The entrance to Takeshita Street.

We ducked into a puppy cafe for 30 minutes where we fed a variety of dogs but not the ones in scarfs. You couldn’t feed those ones no matter how big their puppy eyes are. Everyone seemed pretty happy with the dog cafe until a little further up the street when we saw an otter cafe, a capybara cafe and a teacup pig cafe. Oh well.

Emily looked through a couple of clothing shops but didn’t really find anything to her liking, we bought  rainbow fairy floss bigger than our heads and that was pretty much it.

Capsule machines.

Puppies.

Fairy floss.

The shops were interesting but no-one walking around was dressed up. Maybe it was just an off day due to the weather but Harajuku didn’t live up to the advertised hype.

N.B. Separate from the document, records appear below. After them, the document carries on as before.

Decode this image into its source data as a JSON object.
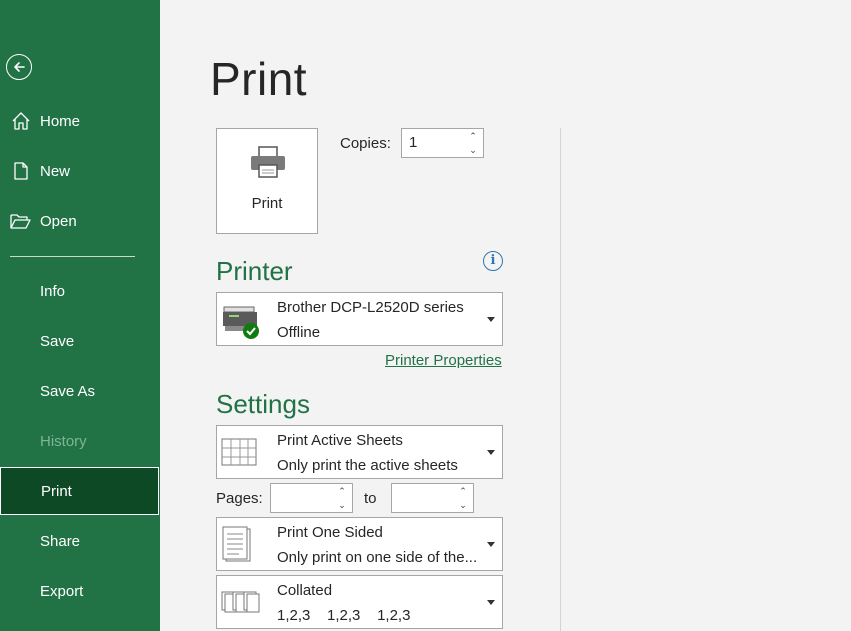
{
  "sidebar": {
    "back_icon": "back-arrow-icon",
    "items": [
      {
        "label": "Home",
        "icon": "home-icon"
      },
      {
        "label": "New",
        "icon": "new-document-icon"
      },
      {
        "label": "Open",
        "icon": "open-folder-icon"
      },
      {
        "label": "Info"
      },
      {
        "label": "Save"
      },
      {
        "label": "Save As"
      },
      {
        "label": "History",
        "disabled": true
      },
      {
        "label": "Print",
        "active": true
      },
      {
        "label": "Share"
      },
      {
        "label": "Export"
      }
    ],
    "colors": {
      "background": "#217346",
      "active": "#0e4925"
    }
  },
  "main": {
    "title": "Print",
    "print_button": {
      "label": "Print",
      "icon": "printer-icon"
    },
    "copies": {
      "label": "Copies:",
      "value": "1"
    },
    "printer_section": {
      "title": "Printer",
      "info_icon": "info-icon",
      "selected_name": "Brother DCP-L2520D series",
      "selected_status": "Offline",
      "properties_link": "Printer Properties"
    },
    "settings_section": {
      "title": "Settings",
      "what_to_print": {
        "title": "Print Active Sheets",
        "subtitle": "Only print the active sheets"
      },
      "pages": {
        "label": "Pages:",
        "from": "",
        "to_label": "to",
        "to": ""
      },
      "sides": {
        "title": "Print One Sided",
        "subtitle": "Only print on one side of the..."
      },
      "collation": {
        "title": "Collated",
        "subtitle": "1,2,3    1,2,3    1,2,3"
      }
    },
    "accent_color": "#217346"
  }
}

We jumped back on the train for one stop to Shibuya, where we had spent our first day in Tokyo. The kids had been begging to have dinner at the sushi place with conveyor delivery system again and it was a good opportunity to kill enough time to then see Shibuya scramble crossing at night with all the lit up billboards.

Fashion.

Don’t know what this was but it was colourful.

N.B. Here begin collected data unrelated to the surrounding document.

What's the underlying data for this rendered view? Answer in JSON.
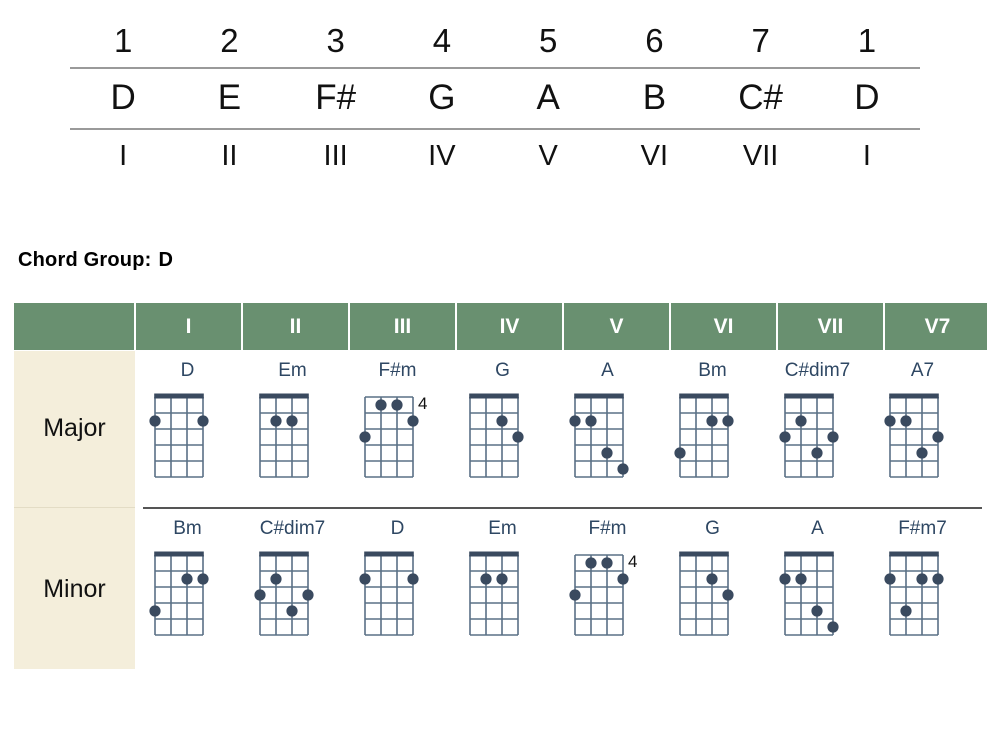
{
  "scale": {
    "degrees": [
      "1",
      "2",
      "3",
      "4",
      "5",
      "6",
      "7",
      "1"
    ],
    "notes": [
      "D",
      "E",
      "F#",
      "G",
      "A",
      "B",
      "C#",
      "D"
    ],
    "roman": [
      "I",
      "II",
      "III",
      "IV",
      "V",
      "VI",
      "VII",
      "I"
    ]
  },
  "chord_group": {
    "label": "Chord Group:",
    "value": "D"
  },
  "table": {
    "header": [
      "",
      "I",
      "II",
      "III",
      "IV",
      "V",
      "VI",
      "VII",
      "V7"
    ],
    "row_labels": [
      "Major",
      "Minor"
    ],
    "colors": {
      "header_bg": "#699070",
      "header_text": "#ffffff",
      "label_bg": "#f4eedb",
      "diagram_stroke": "#5a7085",
      "diagram_nut": "#3a4a5f",
      "dot_color": "#3a4a5f",
      "chord_name_text": "#2e4763"
    },
    "rows": [
      {
        "label": "Major",
        "chords": [
          {
            "degree": "I",
            "name": "D",
            "start_fret": null,
            "show_nut": true,
            "dots": [
              {
                "string": 1,
                "fret": 2
              },
              {
                "string": 4,
                "fret": 2
              }
            ]
          },
          {
            "degree": "II",
            "name": "Em",
            "start_fret": null,
            "show_nut": true,
            "dots": [
              {
                "string": 2,
                "fret": 2
              },
              {
                "string": 3,
                "fret": 2
              }
            ]
          },
          {
            "degree": "III",
            "name": "F#m",
            "start_fret": "4",
            "show_nut": false,
            "dots": [
              {
                "string": 2,
                "fret": 1
              },
              {
                "string": 3,
                "fret": 1
              },
              {
                "string": 4,
                "fret": 2
              },
              {
                "string": 1,
                "fret": 3
              }
            ]
          },
          {
            "degree": "IV",
            "name": "G",
            "start_fret": null,
            "show_nut": true,
            "dots": [
              {
                "string": 3,
                "fret": 2
              },
              {
                "string": 4,
                "fret": 3
              }
            ]
          },
          {
            "degree": "V",
            "name": "A",
            "start_fret": null,
            "show_nut": true,
            "dots": [
              {
                "string": 1,
                "fret": 2
              },
              {
                "string": 2,
                "fret": 2
              },
              {
                "string": 3,
                "fret": 4
              },
              {
                "string": 4,
                "fret": 5
              }
            ]
          },
          {
            "degree": "VI",
            "name": "Bm",
            "start_fret": null,
            "show_nut": true,
            "dots": [
              {
                "string": 3,
                "fret": 2
              },
              {
                "string": 4,
                "fret": 2
              },
              {
                "string": 1,
                "fret": 4
              }
            ]
          },
          {
            "degree": "VII",
            "name": "C#dim7",
            "start_fret": null,
            "show_nut": true,
            "dots": [
              {
                "string": 2,
                "fret": 2
              },
              {
                "string": 1,
                "fret": 3
              },
              {
                "string": 4,
                "fret": 3
              },
              {
                "string": 3,
                "fret": 4
              }
            ]
          },
          {
            "degree": "V7",
            "name": "A7",
            "start_fret": null,
            "show_nut": true,
            "dots": [
              {
                "string": 1,
                "fret": 2
              },
              {
                "string": 2,
                "fret": 2
              },
              {
                "string": 4,
                "fret": 3
              },
              {
                "string": 3,
                "fret": 4
              }
            ]
          }
        ]
      },
      {
        "label": "Minor",
        "chords": [
          {
            "degree": "I",
            "name": "Bm",
            "start_fret": null,
            "show_nut": true,
            "dots": [
              {
                "string": 3,
                "fret": 2
              },
              {
                "string": 4,
                "fret": 2
              },
              {
                "string": 1,
                "fret": 4
              }
            ]
          },
          {
            "degree": "II",
            "name": "C#dim7",
            "start_fret": null,
            "show_nut": true,
            "dots": [
              {
                "string": 2,
                "fret": 2
              },
              {
                "string": 1,
                "fret": 3
              },
              {
                "string": 4,
                "fret": 3
              },
              {
                "string": 3,
                "fret": 4
              }
            ]
          },
          {
            "degree": "III",
            "name": "D",
            "start_fret": null,
            "show_nut": true,
            "dots": [
              {
                "string": 1,
                "fret": 2
              },
              {
                "string": 4,
                "fret": 2
              }
            ]
          },
          {
            "degree": "IV",
            "name": "Em",
            "start_fret": null,
            "show_nut": true,
            "dots": [
              {
                "string": 2,
                "fret": 2
              },
              {
                "string": 3,
                "fret": 2
              }
            ]
          },
          {
            "degree": "V",
            "name": "F#m",
            "start_fret": "4",
            "show_nut": false,
            "dots": [
              {
                "string": 2,
                "fret": 1
              },
              {
                "string": 3,
                "fret": 1
              },
              {
                "string": 4,
                "fret": 2
              },
              {
                "string": 1,
                "fret": 3
              }
            ]
          },
          {
            "degree": "VI",
            "name": "G",
            "start_fret": null,
            "show_nut": true,
            "dots": [
              {
                "string": 3,
                "fret": 2
              },
              {
                "string": 4,
                "fret": 3
              }
            ]
          },
          {
            "degree": "VII",
            "name": "A",
            "start_fret": null,
            "show_nut": true,
            "dots": [
              {
                "string": 1,
                "fret": 2
              },
              {
                "string": 2,
                "fret": 2
              },
              {
                "string": 3,
                "fret": 4
              },
              {
                "string": 4,
                "fret": 5
              }
            ]
          },
          {
            "degree": "V7",
            "name": "F#m7",
            "start_fret": null,
            "show_nut": true,
            "dots": [
              {
                "string": 1,
                "fret": 2
              },
              {
                "string": 3,
                "fret": 2
              },
              {
                "string": 4,
                "fret": 2
              },
              {
                "string": 2,
                "fret": 4
              }
            ]
          }
        ]
      }
    ]
  }
}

Dinner was good again. I tried eel and a few other things. Aiden apparently eats prawns now. Emily wanted a slightly bigger coke than the kid version and appeared shocked when her mega coke turned out to be, well, mega. I mean, it was in the name.

Aiden eating food he would have rather died than touch a week ago.

Having eaten food we watched whiz around the conveyor belts, we headed back to Shibuya crossing. The rain had abated and the crossing was far more impressive at night. Still just an intersection though. I still don’t get it.

Shibuya crossing at night.

From there we hopped on a train back to the apartment. Kairi, as she has done the entire trip, amused herself and onlookers by dancing on the platform. A jingle plays just before a train departs which Kairi describes as her “vibe”.

Tomorrow is our last full day in Tokyo before we head to Kyoto.